Tutti possiamo essere abbagliati da un eccesso di certezze e così, armati di sicurezze, non sappiamo più vedere i segni di Dio che vanno oltre le nostre coordinate mentali. Abbiamo sempre bisogno anche degli occhi degli altri/e.

La prigione dei dogmi o del perbenismo è tra le più ricorrenti.
Gesù ha operato perché diventasse chiaro che spesso quelli che presumono di vedere sono i più ciechi e quelli che non vedono possano vedere.
Per vedere bisogna partire dal riconoscimento della propria cecità. E tutti ne abbiamo un po’. Per giunta è più facile vedere quella degli altri e così dispensarci dal prendere atto della nostra. La testimonianza biblica, che sollecita il coraggio e la denuncia, non ci dispensa mai dall’impegno per la nostra personale conversione.

Dunque….
Dunque, l’incontro con il messaggio amoroso di Dio, testimoniato da Gesù, può “aprire gli occhi dei ciechi”, può fare intravedere percorsi nuovi.

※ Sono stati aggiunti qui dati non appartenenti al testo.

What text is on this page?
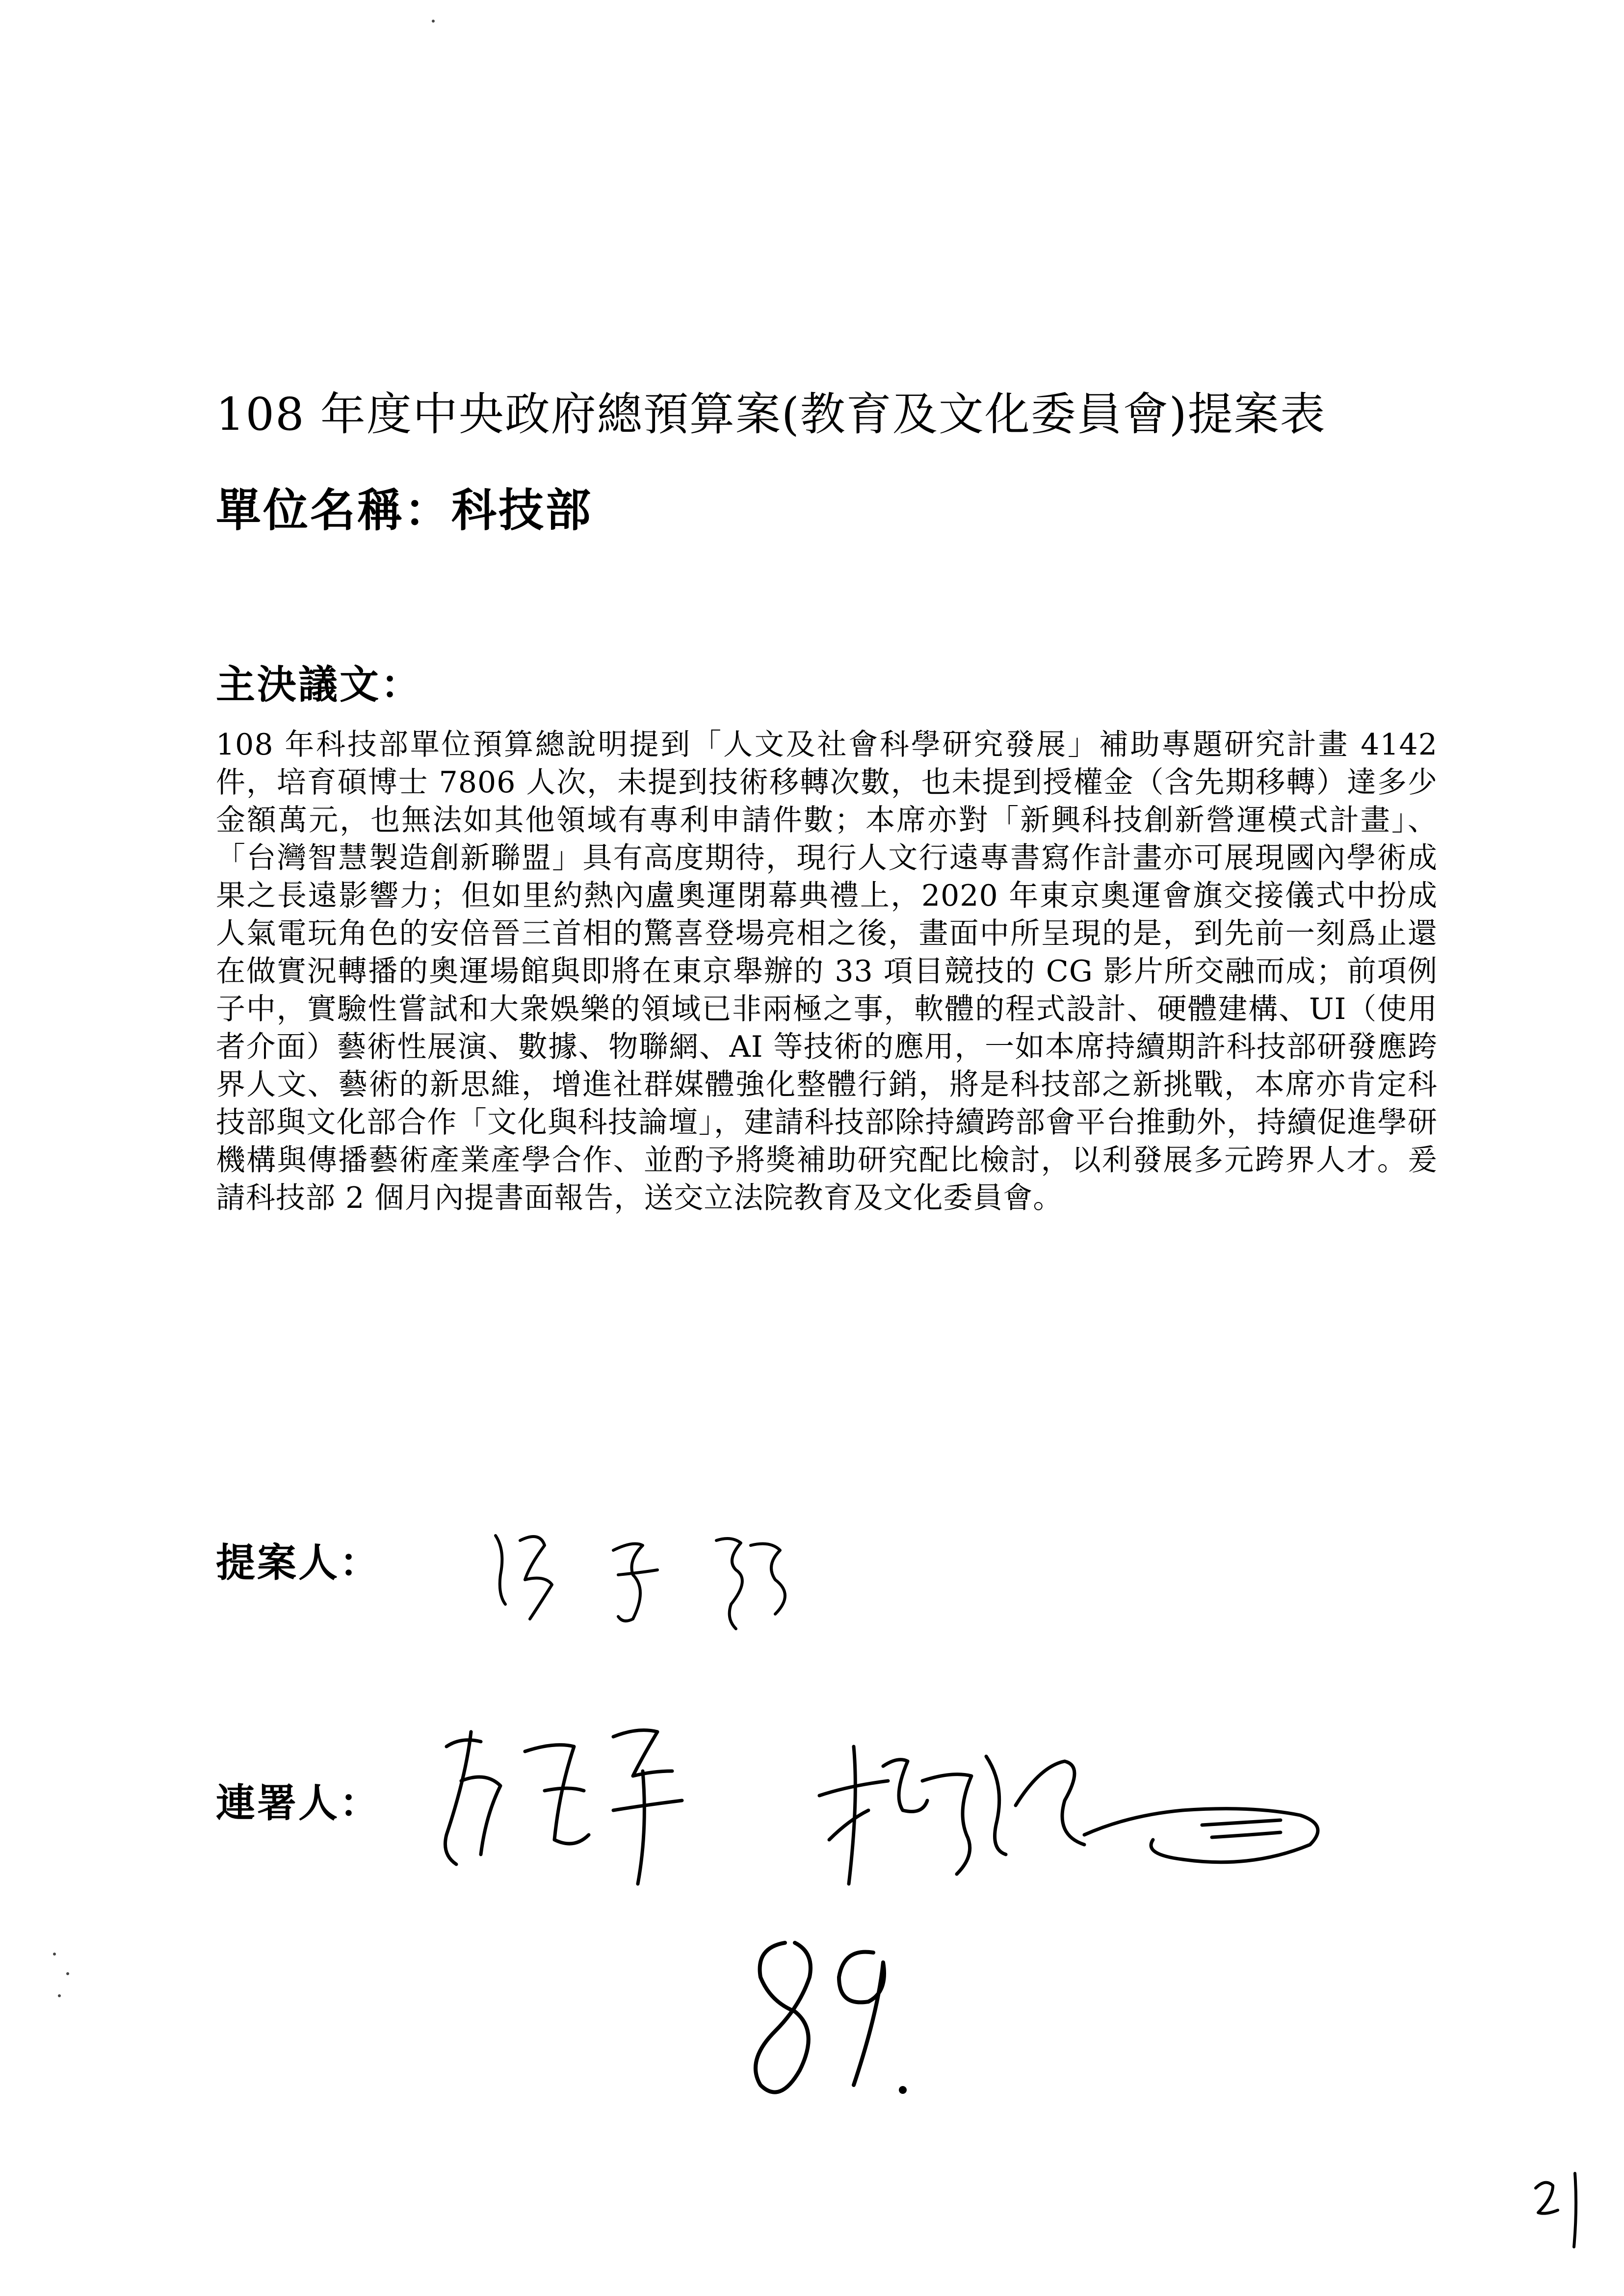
108 年度中央政府總預算案(教育及文化委員會)提案表
單位名稱：科技部
主決議文：
108 年科技部單位預算總說明提到「人文及社會科學研究發展」補助專題研究計畫 4142 件，培育碩博士 7806 人次，未提到技術移轉次數，也未提到授權金（含先期移轉）達多少金額萬元，也無法如其他領域有專利申請件數；本席亦對「新興科技創新營運模式計畫」、「台灣智慧製造創新聯盟」具有高度期待，現行人文行遠專書寫作計畫亦可展現國內學術成果之長遠影響力；但如里約熱內盧奧運閉幕典禮上，2020 年東京奧運會旗交接儀式中扮成人氣電玩角色的安倍晉三首相的驚喜登場亮相之後，畫面中所呈現的是，到先前一刻爲止還在做實況轉播的奧運場館與即將在東京舉辦的 33 項目競技的 CG 影片所交融而成；前項例子中，實驗性嘗試和大衆娛樂的領域已非兩極之事，軟體的程式設計、硬體建構、UI（使用者介面）藝術性展演、數據、物聯網、AI 等技術的應用，一如本席持續期許科技部研發應跨界人文、藝術的新思維，增進社群媒體強化整體行銷，將是科技部之新挑戰，本席亦肯定科技部與文化部合作「文化與科技論壇」，建請科技部除持續跨部會平台推動外，持續促進學研機構與傳播藝術產業產學合作、並酌予將獎補助研究配比檢討，以利發展多元跨界人才。爰請科技部 2 個月內提書面報告，送交立法院教育及文化委員會。
提案人：
連署人：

E’ vero: viviamo nel chiasso e nella confusione, tra voci potenti che quasi impongono la loro verità. Saremmo tentati di dire che la umile parola della Scrittura non regge al confronto. Ma Dio sa raggiungere i cuori anche come un vento leggero, un soffio impercettibile.
Non possiamo rassegnarci alle ingiustizie di questo mondo, ma possiamo aprire gli occhi e scommettere su un “paesaggio” nuovo, se davvero crediamo che l’incontro con Gesù può cambiare la nostra vita. Un piccolo mattone a questa nuova casa comune lo posso e lo devo portare anch'io.